Stocks slip as China fails to announce new stimulus at Congress

BEIJING – In China, where every political decision is taken behind closed doors, the authorities attach extraordinary importance to the public set-pieces of the political calendar, such as the annual meeting of the National Peoples Congress, China’s putative parliament.

Sometimes the NPC pretends to debate issues that matter, even though they have been decided beforehand according to the will of Communist party leaders. (Read the Monitor’s coverage of the 2007 “rubber stamp” session here.)

This year, some officials tried to drum up a little media excitement in advance of Thursday’s opening of the NPC by dropping hints that Prime Minister Wen Jiabao would unveil a new and expanded economic stimulus package. Asian stock markets rose the day before in anticipation, but ended mixed Thursday after Mr. Wen offered nothing of the sort – just a rehash of existing policy. (Click here for the Monitor’s story on China’s $586 billion stimulus package announced last November.)

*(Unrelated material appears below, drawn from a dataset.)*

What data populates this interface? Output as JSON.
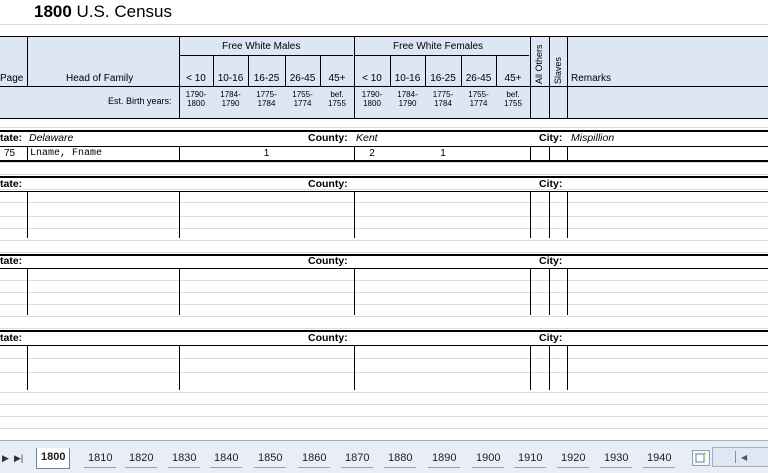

In his two-hour-long address, he devoted as much time to promises to create jobs, expand social security coverage, and pump money into the impoverished countryside as a Western politician seeking election, saying that such measures would help China reach its growth target of 8 percent. Wen doesn’t need votes, but he needs social stability. That is what this week-long People’s Congress is going to be all about.